Und dennoch sind die Beiträge aus dem Hinzuverdienst ab Monat nach Erreichen der Regelaltersgrenze zusätzlich in der (nicht umwandelbaren) Rente zu berücksichtigen.

von
W°lfgang

n'Abend,

finde ich richtig richtig gut die Beiträge/Antworten hier zum Thema Flexirente!

Beleuchtet werden könnte in der Tat noch ein früherer Flexirentenbeginn (01.10 bis zurück 01.07.) - unter Berücksichtigung der Langzeitwirkungen. Steigender Abschlag (nur) auf eine immer geringer werde Teilrente ./. einen (neuen) abschlagsverminderten Rentenbetrag in Jan/Febr. 2020 und der vollen 'Restteilrente' ab Regelaltersgrenze mit zusätzlichen EP.

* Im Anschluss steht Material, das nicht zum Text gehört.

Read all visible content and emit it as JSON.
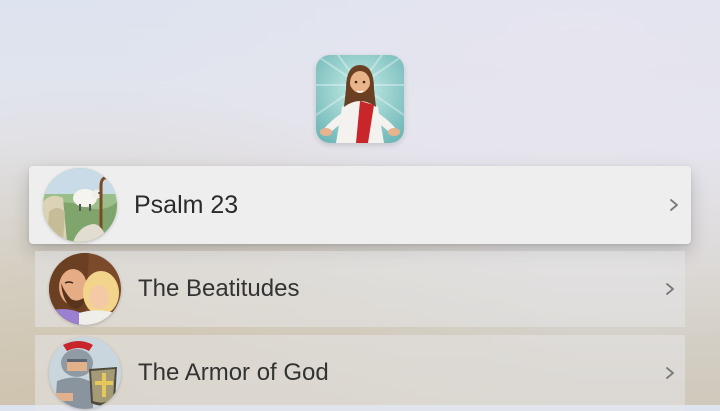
{
  "app": {
    "icon": "jesus-portrait-icon"
  },
  "stories": {
    "items": [
      {
        "title": "Psalm 23",
        "icon": "shepherd-with-lamb-thumbnail",
        "focused": true
      },
      {
        "title": "The Beatitudes",
        "icon": "jesus-embracing-child-thumbnail",
        "focused": false
      },
      {
        "title": "The Armor of God",
        "icon": "armored-soldier-thumbnail",
        "focused": false
      }
    ]
  },
  "colors": {
    "focused_row": "#eeeeef",
    "text": "#2b2b2b",
    "robe_red": "#c8262a",
    "icon_sky": "#7ec3c1"
  }
}
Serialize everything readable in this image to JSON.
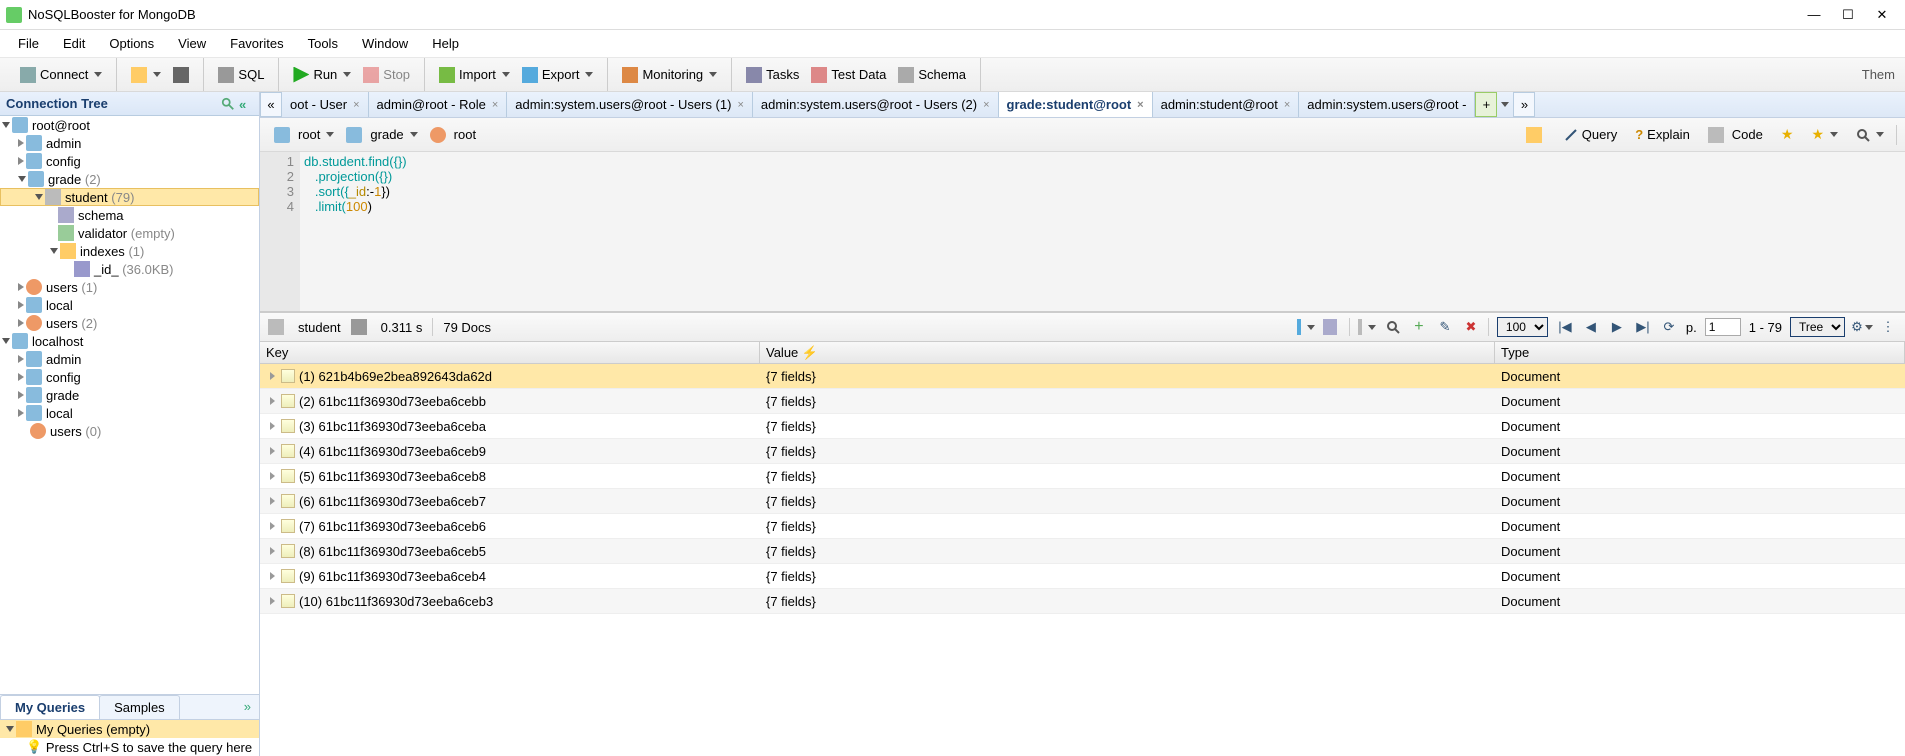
{
  "title": "NoSQLBooster for MongoDB",
  "menu": [
    "File",
    "Edit",
    "Options",
    "View",
    "Favorites",
    "Tools",
    "Window",
    "Help"
  ],
  "toolbar": {
    "connect": "Connect",
    "run": "Run",
    "stop": "Stop",
    "import": "Import",
    "export": "Export",
    "monitoring": "Monitoring",
    "tasks": "Tasks",
    "test_data": "Test Data",
    "schema": "Schema",
    "theme": "Them",
    "sql": "SQL"
  },
  "sidebar": {
    "header": "Connection Tree",
    "tree": {
      "root_conn": "root@root",
      "admin": "admin",
      "config": "config",
      "grade": "grade",
      "grade_cnt": "(2)",
      "student": "student",
      "student_cnt": "(79)",
      "schema": "schema",
      "validator": "validator",
      "validator_empty": "(empty)",
      "indexes": "indexes",
      "indexes_cnt": "(1)",
      "id_index": "_id_",
      "id_index_size": "(36.0KB)",
      "users1": "users",
      "users1_cnt": "(1)",
      "local": "local",
      "users2": "users",
      "users2_cnt": "(2)",
      "localhost": "localhost",
      "lh_admin": "admin",
      "lh_config": "config",
      "lh_grade": "grade",
      "lh_local": "local",
      "lh_users": "users",
      "lh_users_cnt": "(0)"
    },
    "bottom_tabs": {
      "my_queries": "My Queries",
      "samples": "Samples"
    },
    "mq_title": "My Queries (empty)",
    "mq_hint": "Press Ctrl+S to save the query here"
  },
  "tabs": [
    {
      "label": "oot - User",
      "active": false
    },
    {
      "label": "admin@root - Role",
      "active": false
    },
    {
      "label": "admin:system.users@root - Users (1)",
      "active": false
    },
    {
      "label": "admin:system.users@root - Users (2)",
      "active": false
    },
    {
      "label": "grade:student@root",
      "active": true
    },
    {
      "label": "admin:student@root",
      "active": false
    },
    {
      "label": "admin:system.users@root -",
      "active": false
    }
  ],
  "sub_toolbar": {
    "conn": "root",
    "db": "grade",
    "user": "root",
    "query": "Query",
    "explain": "Explain",
    "code": "Code"
  },
  "editor": {
    "lines": [
      "1",
      "2",
      "3",
      "4"
    ],
    "code": {
      "l1": "db.student.find({})",
      "l2": "   .projection({})",
      "l3a": "   .sort({",
      "l3b": "_id",
      "l3c": ":-",
      "l3d": "1",
      "l3e": "})",
      "l4a": "   .limit(",
      "l4b": "100",
      "l4c": ")"
    }
  },
  "results": {
    "coll": "student",
    "time": "0.311 s",
    "docs": "79 Docs",
    "limit": "100",
    "page": "1",
    "range": "1 - 79",
    "mode": "Tree",
    "p_label": "p."
  },
  "grid_hdr": {
    "key": "Key",
    "value": "Value",
    "type": "Type"
  },
  "grid_rows": [
    {
      "key": "(1) 621b4b69e2bea892643da62d",
      "val": "{7 fields}",
      "type": "Document",
      "sel": true
    },
    {
      "key": "(2) 61bc11f36930d73eeba6cebb",
      "val": "{7 fields}",
      "type": "Document"
    },
    {
      "key": "(3) 61bc11f36930d73eeba6ceba",
      "val": "{7 fields}",
      "type": "Document"
    },
    {
      "key": "(4) 61bc11f36930d73eeba6ceb9",
      "val": "{7 fields}",
      "type": "Document"
    },
    {
      "key": "(5) 61bc11f36930d73eeba6ceb8",
      "val": "{7 fields}",
      "type": "Document"
    },
    {
      "key": "(6) 61bc11f36930d73eeba6ceb7",
      "val": "{7 fields}",
      "type": "Document"
    },
    {
      "key": "(7) 61bc11f36930d73eeba6ceb6",
      "val": "{7 fields}",
      "type": "Document"
    },
    {
      "key": "(8) 61bc11f36930d73eeba6ceb5",
      "val": "{7 fields}",
      "type": "Document"
    },
    {
      "key": "(9) 61bc11f36930d73eeba6ceb4",
      "val": "{7 fields}",
      "type": "Document"
    },
    {
      "key": "(10) 61bc11f36930d73eeba6ceb3",
      "val": "{7 fields}",
      "type": "Document"
    }
  ]
}
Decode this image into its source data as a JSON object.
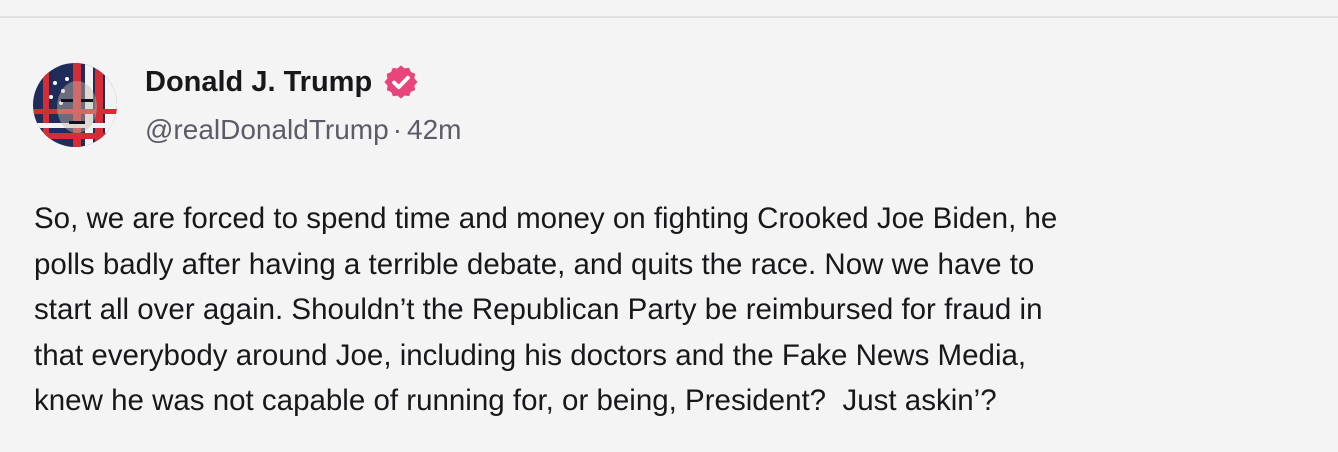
{
  "author": {
    "display_name": "Donald J. Trump",
    "handle": "@realDonaldTrump",
    "separator": "·",
    "time_ago": "42m",
    "verified_icon": "verified-badge-icon",
    "avatar": "profile-avatar"
  },
  "post": {
    "lines": [
      "So, we are forced to spend time and money on fighting Crooked Joe Biden, he",
      "polls badly after having a terrible debate, and quits the race. Now we have to",
      "start all over again. Shouldn’t the Republican Party be reimbursed for fraud in",
      "that everybody around Joe, including his doctors and the Fake News Media,",
      "knew he was not capable of running for, or being, President?  Just askin’?"
    ]
  },
  "colors": {
    "background": "#f4f4f5",
    "verified_badge": "#e8467a",
    "text_primary": "#18181b",
    "text_secondary": "#5c5c66"
  }
}
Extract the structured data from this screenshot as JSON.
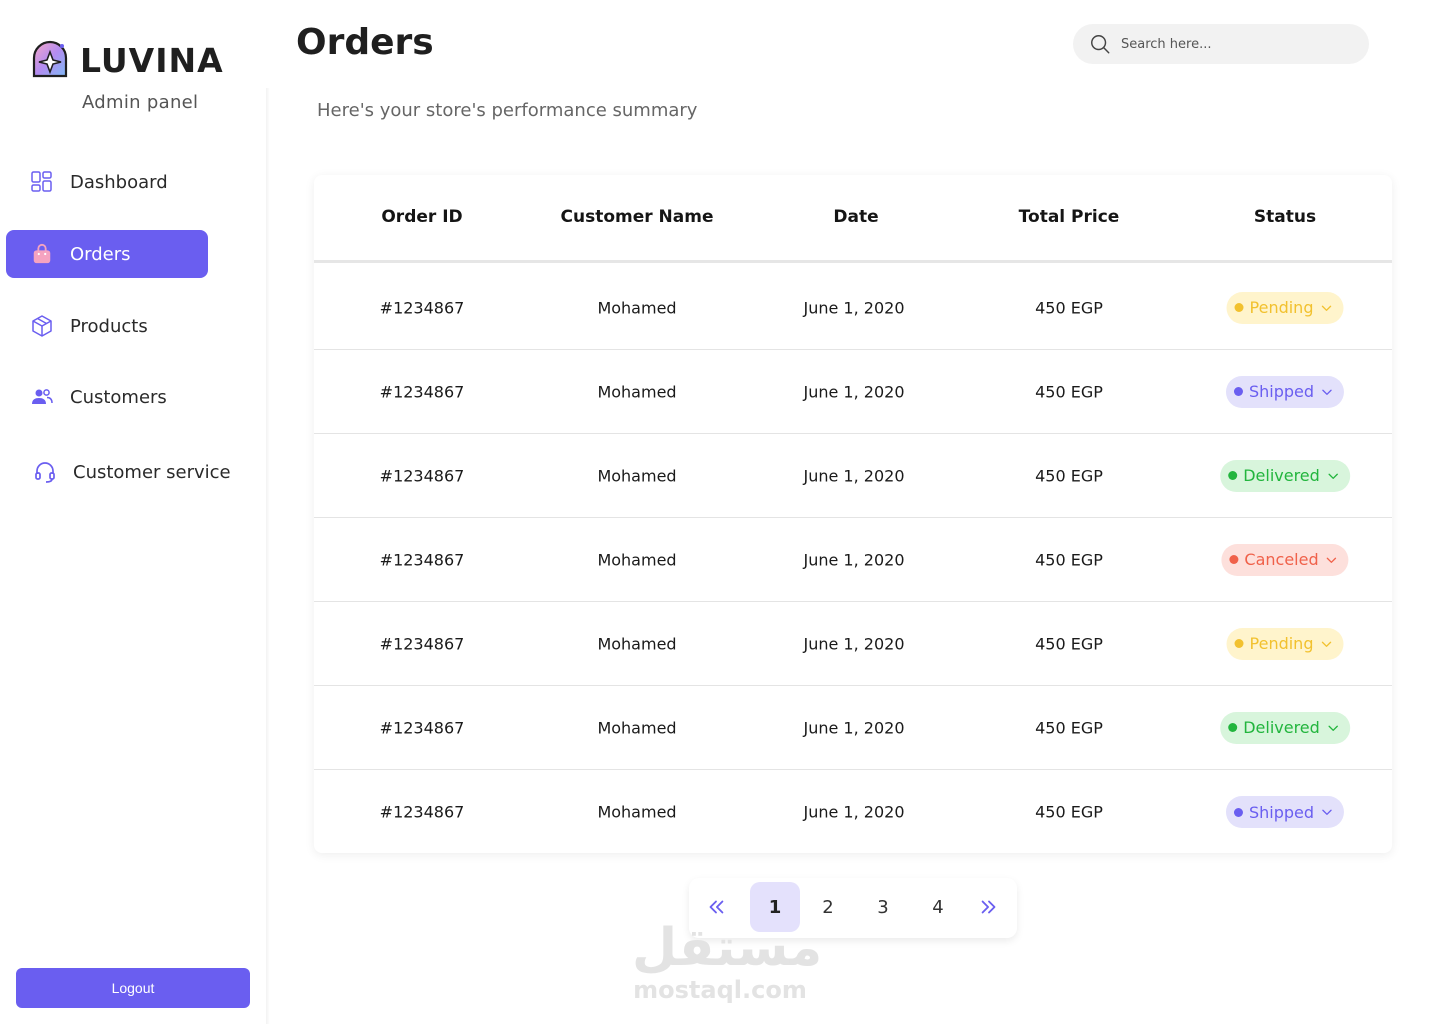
{
  "brand": {
    "name": "LUVINA",
    "subtitle": "Admin panel"
  },
  "sidebar": {
    "items": [
      {
        "label": "Dashboard",
        "icon": "grid-icon",
        "active": false
      },
      {
        "label": "Orders",
        "icon": "shopping-bag-icon",
        "active": true
      },
      {
        "label": "Products",
        "icon": "box-icon",
        "active": false
      },
      {
        "label": "Customers",
        "icon": "users-icon",
        "active": false
      },
      {
        "label": "Customer service",
        "icon": "headset-icon",
        "active": false
      }
    ],
    "logout_label": "Logout"
  },
  "header": {
    "title": "Orders",
    "subtitle": "Here's your store's performance summary",
    "search_placeholder": "Search here..."
  },
  "table": {
    "columns": [
      "Order ID",
      "Customer Name",
      "Date",
      "Total Price",
      "Status"
    ],
    "rows": [
      {
        "id": "#1234867",
        "customer": "Mohamed",
        "date": "June 1, 2020",
        "price": "450 EGP",
        "status": "Pending"
      },
      {
        "id": "#1234867",
        "customer": "Mohamed",
        "date": "June 1, 2020",
        "price": "450 EGP",
        "status": "Shipped"
      },
      {
        "id": "#1234867",
        "customer": "Mohamed",
        "date": "June 1, 2020",
        "price": "450 EGP",
        "status": "Delivered"
      },
      {
        "id": "#1234867",
        "customer": "Mohamed",
        "date": "June 1, 2020",
        "price": "450 EGP",
        "status": "Canceled"
      },
      {
        "id": "#1234867",
        "customer": "Mohamed",
        "date": "June 1, 2020",
        "price": "450 EGP",
        "status": "Pending"
      },
      {
        "id": "#1234867",
        "customer": "Mohamed",
        "date": "June 1, 2020",
        "price": "450 EGP",
        "status": "Delivered"
      },
      {
        "id": "#1234867",
        "customer": "Mohamed",
        "date": "June 1, 2020",
        "price": "450 EGP",
        "status": "Shipped"
      }
    ]
  },
  "status_colors": {
    "Pending": {
      "bg": "#fff4cc",
      "fg": "#f2c12e"
    },
    "Shipped": {
      "bg": "#e3e1fb",
      "fg": "#6a5ef0"
    },
    "Delivered": {
      "bg": "#d8f5dc",
      "fg": "#22b53d"
    },
    "Canceled": {
      "bg": "#fde0dc",
      "fg": "#f0614a"
    }
  },
  "pagination": {
    "pages": [
      "1",
      "2",
      "3",
      "4"
    ],
    "current": "1",
    "prev_icon": "double-chevron-left-icon",
    "next_icon": "double-chevron-right-icon"
  },
  "colors": {
    "accent": "#6a5ef0"
  },
  "watermark": {
    "arabic": "مستقل",
    "latin": "mostaql.com"
  }
}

Kombiniert mit möglichen Auszahlungsszenarien/-terminen der jeweiligen Rentenbeträge aus steuerlicher Sicht. Bloß keine Teilrenten-Auszahlung in 2019, kommt ontop auf das eh hohe Brutto/Progression drauf - also Rentenantrag möglichst spät unter 'Ausnutzung' der formlosen/langfristigen Terminvereinbarung und dann auch noch die 3-Monatsfrist im Blick – der Bescheid/Nachzahlung ist dann erst in 2020 möglich. Und der richtige Zeitpunkt für die Bonuszahlungen ...ja, da kann man insgesamt viel draus machen.

So'n bisschen KV-Beitragskramverworrenheit kommt auch noch hintendran... und ob das alle Beteiligten dann zeitnah /richtig /rückwirkend auf Reihe kriegen ...*)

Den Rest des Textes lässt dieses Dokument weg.